Their most famous creation was the provocative cassock dress that was worn by Ava Gardner inspired by the robes worn by Roman catholic priests, which had been approved by the Vatican before its release.

They founded the S.I.A.M. - Italian High Fashion Syndicate in 1953, along with many famous fashion designers such as Alberto Fabiani, Vincenzo Ferdinandi, Emilio Schuberth, Jole Veneziani, Giovannelli-Sciarra, Mingolini-Guggenheim, Eleanora Garnett, and Simonetta Colonna di Cesar.

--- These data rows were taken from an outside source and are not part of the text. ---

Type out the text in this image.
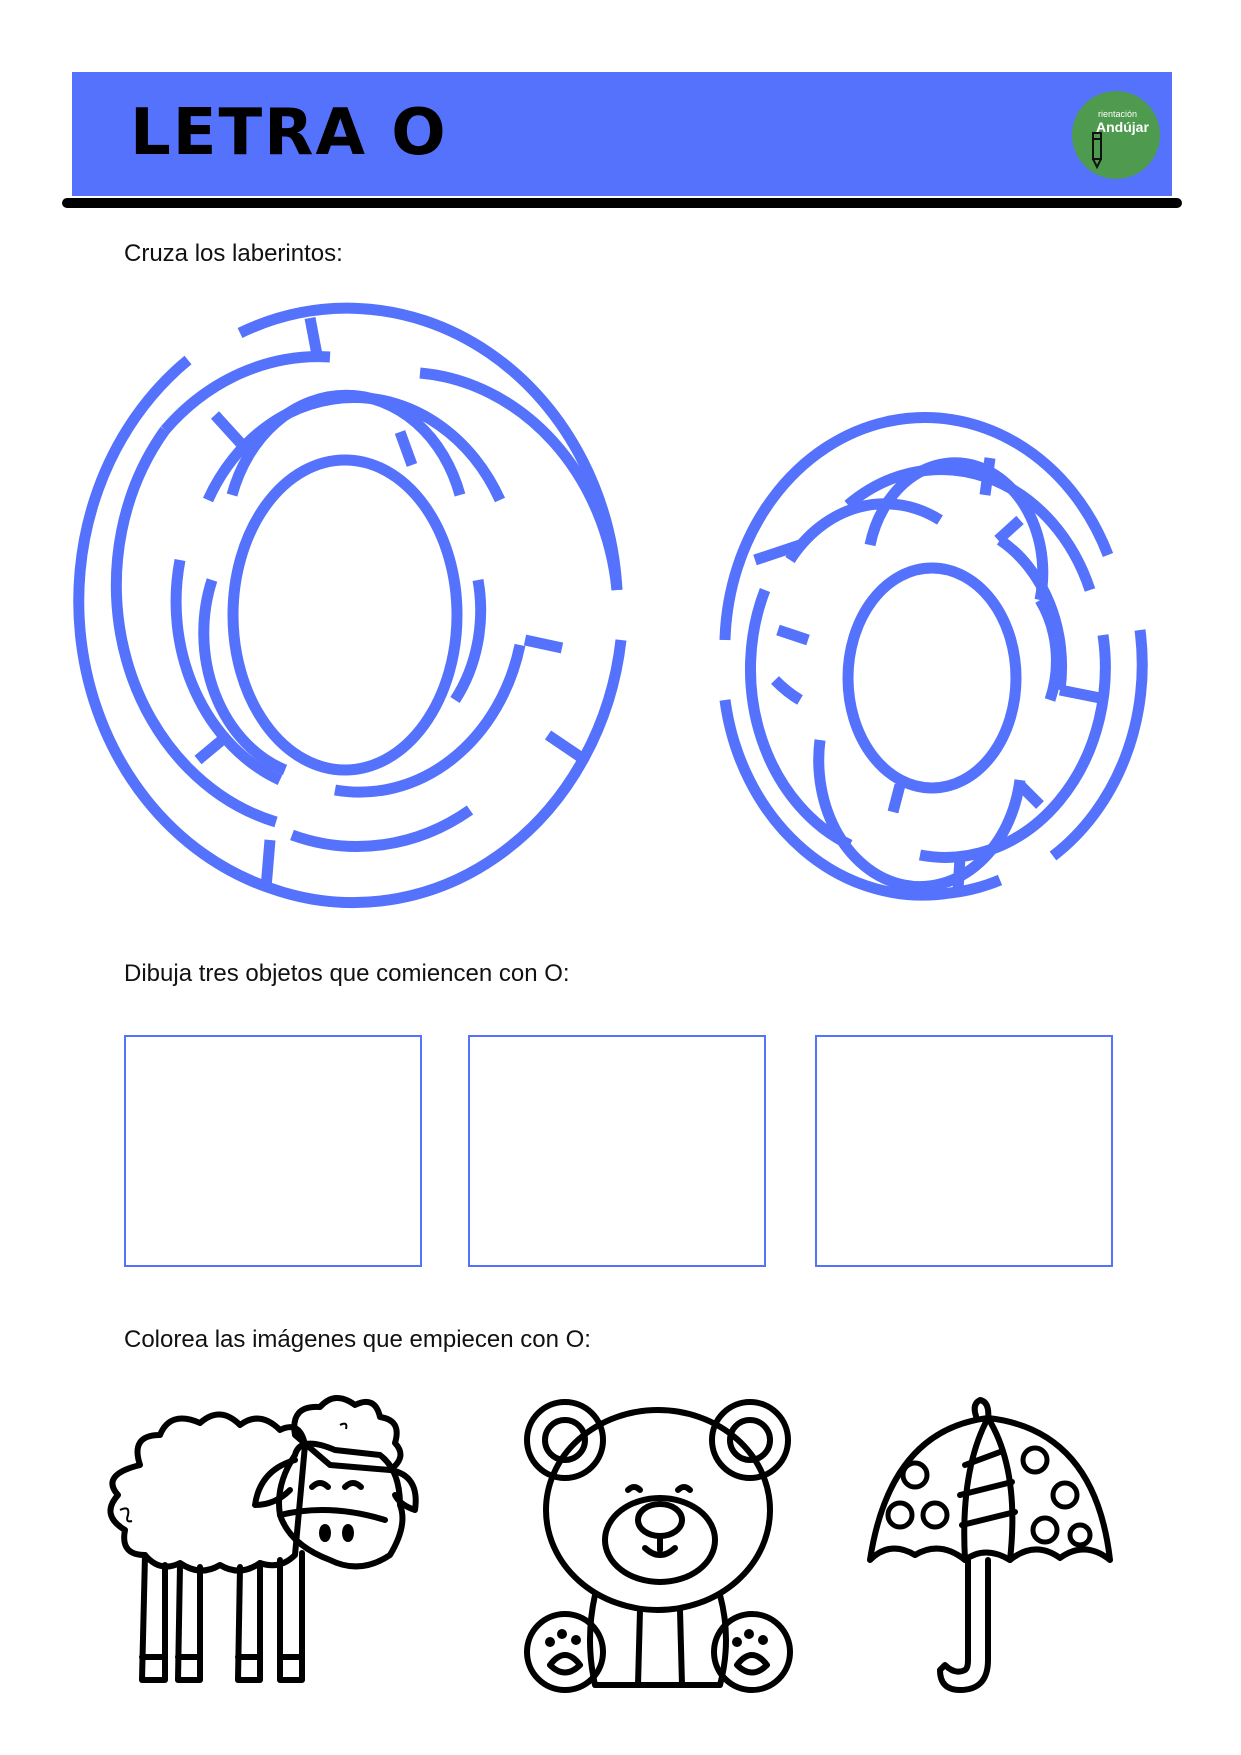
LETRA O	rientación
Andújar
Cruza los laberintos:
Dibuja tres objetos que comiencen con O:
Colorea las imágenes que empiecen con O:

In 1972, while continuing their production, they withdrew from official events of high fashion. After selling the company and the brand to an Italian financial group in 1992, Micol Fontana created the Micol Fontana Foundation in 1994.

A two-parts television mini-series based on the story of the fashion house, Atelier Fontana - Le sorelle della moda, was broadcast on Rai 1 in 2011. The sisters were portrayed by Alessandra Mastronardi (Micol), Anna Valle (Zoe), and Federica De Cola (Giovanna).

== In the popular culture ==
Ava Gardner wore Sorelle Fontana's dresses in many of her movies. Audrey Hepburn wore a Sorelle Fonatana's dress in the 1953 movie Roman Holiday.

As the designer of Margaret Truman's (daughter of U.S. President Harry S. Truman) wedding gown, Micol Fontana was invited to appear as a mystery guest on the April 15, 1956 episode of What's My Line? in New York City. The Truman wedding occurred a few days later on April 21, 1956 in Independence, Missouri.

In La Dolce Vita, the tightly moulded priest’s cassock wore by Anita Ekberg in St Peter’s basilica was designed by Sorelle Fontana.